A group of deep-sea biologists from the Monterey Bay Aquarium Research Institute ( MBARI) has come out with a “Top 10” list of oceanic creatures. In the video below, the biologists describe the creatures, which, of course, all look like aliens. Although many of them are also breathtakingly beautiful.
MBARI, a nonprofit research institution that focuses on sea studies, recently posted the Top 10 video to its YouTube channel. The organization says it’s helping its partners at the Monterey Bay Aquarium prepare for its exhibit, Into the Deep: Exploring Our Undiscovered Ocean, and it seems like this little segment aims to whet people’s appetites.

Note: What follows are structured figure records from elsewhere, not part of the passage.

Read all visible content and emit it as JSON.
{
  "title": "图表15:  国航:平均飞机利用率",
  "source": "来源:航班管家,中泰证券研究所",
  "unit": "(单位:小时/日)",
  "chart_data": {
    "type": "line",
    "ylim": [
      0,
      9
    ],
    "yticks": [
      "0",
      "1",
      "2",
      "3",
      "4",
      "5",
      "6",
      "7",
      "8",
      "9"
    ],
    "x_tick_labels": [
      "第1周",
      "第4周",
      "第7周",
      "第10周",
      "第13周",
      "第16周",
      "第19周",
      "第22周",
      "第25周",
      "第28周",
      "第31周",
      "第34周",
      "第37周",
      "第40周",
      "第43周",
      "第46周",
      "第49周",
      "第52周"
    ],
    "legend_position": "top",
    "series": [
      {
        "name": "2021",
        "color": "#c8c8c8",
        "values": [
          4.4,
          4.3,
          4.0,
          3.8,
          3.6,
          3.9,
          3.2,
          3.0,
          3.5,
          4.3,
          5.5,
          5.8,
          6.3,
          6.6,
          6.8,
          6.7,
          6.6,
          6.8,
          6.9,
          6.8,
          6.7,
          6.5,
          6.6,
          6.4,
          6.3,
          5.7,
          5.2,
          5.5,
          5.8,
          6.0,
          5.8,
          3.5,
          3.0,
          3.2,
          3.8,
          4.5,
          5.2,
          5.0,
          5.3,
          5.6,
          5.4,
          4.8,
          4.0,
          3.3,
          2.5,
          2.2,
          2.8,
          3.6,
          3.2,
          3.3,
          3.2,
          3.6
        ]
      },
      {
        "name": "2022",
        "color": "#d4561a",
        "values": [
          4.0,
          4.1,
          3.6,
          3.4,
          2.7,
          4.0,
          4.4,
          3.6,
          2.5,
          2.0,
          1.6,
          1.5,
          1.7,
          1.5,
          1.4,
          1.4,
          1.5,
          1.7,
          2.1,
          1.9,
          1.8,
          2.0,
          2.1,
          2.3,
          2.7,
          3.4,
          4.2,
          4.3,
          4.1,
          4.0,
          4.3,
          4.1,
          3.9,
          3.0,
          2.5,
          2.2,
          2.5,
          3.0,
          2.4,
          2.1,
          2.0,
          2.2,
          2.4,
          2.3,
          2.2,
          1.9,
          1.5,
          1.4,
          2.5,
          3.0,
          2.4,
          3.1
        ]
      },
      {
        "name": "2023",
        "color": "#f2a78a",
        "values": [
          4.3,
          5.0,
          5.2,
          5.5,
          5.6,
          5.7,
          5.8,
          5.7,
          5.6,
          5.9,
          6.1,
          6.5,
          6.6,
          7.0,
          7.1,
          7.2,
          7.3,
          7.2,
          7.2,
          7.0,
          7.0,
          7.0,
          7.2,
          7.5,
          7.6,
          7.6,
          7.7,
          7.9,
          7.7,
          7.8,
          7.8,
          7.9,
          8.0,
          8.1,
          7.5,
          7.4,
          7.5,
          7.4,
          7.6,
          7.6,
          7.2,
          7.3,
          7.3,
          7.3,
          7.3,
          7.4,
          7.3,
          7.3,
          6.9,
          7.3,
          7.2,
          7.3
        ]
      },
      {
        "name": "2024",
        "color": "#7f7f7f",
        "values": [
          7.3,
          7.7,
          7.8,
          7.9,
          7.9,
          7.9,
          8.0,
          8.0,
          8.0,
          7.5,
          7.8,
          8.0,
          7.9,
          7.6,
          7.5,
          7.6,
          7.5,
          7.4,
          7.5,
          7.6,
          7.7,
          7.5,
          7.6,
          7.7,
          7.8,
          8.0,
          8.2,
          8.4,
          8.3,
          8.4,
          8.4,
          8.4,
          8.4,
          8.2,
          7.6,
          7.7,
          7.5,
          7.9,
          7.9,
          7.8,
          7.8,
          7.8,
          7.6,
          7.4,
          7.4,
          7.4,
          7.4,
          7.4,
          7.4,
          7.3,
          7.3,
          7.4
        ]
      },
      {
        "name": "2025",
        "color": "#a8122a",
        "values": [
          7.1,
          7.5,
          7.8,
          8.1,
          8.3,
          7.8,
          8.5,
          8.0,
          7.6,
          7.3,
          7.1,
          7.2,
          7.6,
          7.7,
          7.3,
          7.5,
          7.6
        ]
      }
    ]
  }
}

The video features five of “MBARI’s finest deep-sea biologists,” including Shannon Johnson, Kakani Katija, George Matsumoto, Bruce Robison, and Susan von Thun. And while their commentary is fascinating, the creatures themselves are downright mesmerizing.
And the bloody-belly comb jelly can certainly help with that! Crimson robes laced with rainbow comb-rows of wonder, it’s solidly on the podium as our Number 3 #TopTenDeepSeaAnimals! MBARI’s @george_mage helped describe and name them! pic.twitter.com/yUAOTE9MYA— MBARI (@MBARI_News) September 9, 2020
The creatures include different types of jellyfish, squid, and even worms, and each one of them is captivating in its own right. The Crossata jelly, for example, looks like a firework in the night sky. And the Strawberry squid, well, let’s just say fields of them forever would be worth a few Beatles songs.
Many of the creatures also have characteristics that are just as bizarre as their forms are beautiful. The “ bloody-belly comb jelly,” for example, has evolved its crimson tinge in order to mask the glow of bioluminescent prey it eats. And the vampire squid “eats poop raining down from the surface” of the ocean.
“Our ocean is vast and full of things yet unseen,” MBARI says in its video description. Indeed, even the things we have seen are still mysterious to us. So mysterious, in fact, that it’s almost as if peering into the deep sea is like peering into Earth’s subconscious. Or maybe we’re just thinking that ’cause you can kind of see the barreleye’s brains.